Built around a miniature mass spectrometer and a laser ablation system; the LMS was designed initially to be deployed on an airless body, in the frame of the rover of the BepiColombo mission to Mercury. But the concept can easily be adapted for planets with an atmosphere such as Mars, for example.

Prototype LMS Instrument

Its purpose is to measure the elemental and isotopic composition of solids, for example: rocks and soils in a single instrument. It combines a mass analyzer and an ion source where the ions are directly coupled into the mass analyzer after they have been formed by green laser ablation.
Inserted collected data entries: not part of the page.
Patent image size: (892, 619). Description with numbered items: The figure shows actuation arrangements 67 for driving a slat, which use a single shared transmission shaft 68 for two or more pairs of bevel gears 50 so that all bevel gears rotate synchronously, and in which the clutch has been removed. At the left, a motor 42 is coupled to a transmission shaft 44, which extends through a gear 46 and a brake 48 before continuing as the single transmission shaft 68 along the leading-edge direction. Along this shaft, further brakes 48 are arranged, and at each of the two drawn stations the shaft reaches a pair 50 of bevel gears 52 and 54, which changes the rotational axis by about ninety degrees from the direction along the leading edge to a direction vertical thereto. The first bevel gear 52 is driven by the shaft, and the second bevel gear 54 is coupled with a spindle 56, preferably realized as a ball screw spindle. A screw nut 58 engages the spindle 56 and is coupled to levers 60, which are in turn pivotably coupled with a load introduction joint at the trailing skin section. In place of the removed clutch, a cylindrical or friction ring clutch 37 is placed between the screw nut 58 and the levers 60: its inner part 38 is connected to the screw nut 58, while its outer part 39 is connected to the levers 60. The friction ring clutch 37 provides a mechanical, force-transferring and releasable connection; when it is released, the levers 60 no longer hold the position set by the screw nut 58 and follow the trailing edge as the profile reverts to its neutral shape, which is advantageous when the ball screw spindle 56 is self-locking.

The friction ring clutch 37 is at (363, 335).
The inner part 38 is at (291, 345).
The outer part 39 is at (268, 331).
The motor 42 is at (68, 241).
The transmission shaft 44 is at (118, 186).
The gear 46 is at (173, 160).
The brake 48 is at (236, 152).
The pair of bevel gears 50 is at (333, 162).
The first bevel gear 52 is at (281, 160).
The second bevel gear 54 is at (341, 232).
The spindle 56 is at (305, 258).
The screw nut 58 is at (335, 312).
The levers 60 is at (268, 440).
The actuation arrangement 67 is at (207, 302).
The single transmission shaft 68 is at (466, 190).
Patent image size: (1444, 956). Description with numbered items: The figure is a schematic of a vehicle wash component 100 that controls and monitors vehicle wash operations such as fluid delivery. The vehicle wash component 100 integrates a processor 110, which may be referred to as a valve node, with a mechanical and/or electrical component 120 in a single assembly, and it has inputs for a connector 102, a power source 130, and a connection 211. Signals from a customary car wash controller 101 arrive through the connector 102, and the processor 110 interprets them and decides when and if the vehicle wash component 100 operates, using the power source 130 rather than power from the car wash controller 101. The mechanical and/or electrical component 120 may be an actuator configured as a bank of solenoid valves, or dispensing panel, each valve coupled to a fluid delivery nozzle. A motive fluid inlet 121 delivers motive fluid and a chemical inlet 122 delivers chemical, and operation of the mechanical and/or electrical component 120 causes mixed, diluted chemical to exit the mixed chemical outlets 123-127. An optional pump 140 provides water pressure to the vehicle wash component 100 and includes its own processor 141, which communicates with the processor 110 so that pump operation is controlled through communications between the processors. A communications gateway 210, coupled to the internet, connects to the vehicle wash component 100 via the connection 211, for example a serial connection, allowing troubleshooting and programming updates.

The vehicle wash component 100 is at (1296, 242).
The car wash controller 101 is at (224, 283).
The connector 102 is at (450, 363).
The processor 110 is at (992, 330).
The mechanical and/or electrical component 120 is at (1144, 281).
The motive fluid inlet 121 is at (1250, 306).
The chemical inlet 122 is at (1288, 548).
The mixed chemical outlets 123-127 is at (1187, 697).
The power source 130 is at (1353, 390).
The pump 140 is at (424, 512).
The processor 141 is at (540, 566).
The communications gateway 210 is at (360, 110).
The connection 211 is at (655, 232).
The key characteristics of the LMS are:

• A small size and weight to allow its accommodation in a rover
• A limited power consumption (an estimated 3 W for the flight instrument)
• A laser ablation system as the ion source which avoids the need for the preparation of the sample
• A spatial resolution of 10 microns, better than the regolith grain size on Mercury. It should be noted that this resolution is lateral as well as vertical which would give an accurate insight of the mineralogy on Mercury and therefore helps to constraint the different evolution model of the planet.

The latest prototype, which will be tested in the SCI-A lab, has a demonstrated mass resolution m/∆m of 180 and a high dynamic range. Its size is roughly 100 × 80 × 70 mm at the moment but the flight instrument is expected to have a size of 70 × 30 × 40 mm and a mass of 280 g.

The developing team members are from the University of Berne (lead institution), the Swedish Institute of Space Physics, the Max-Planck Institute fur Aeronomie and Cosine.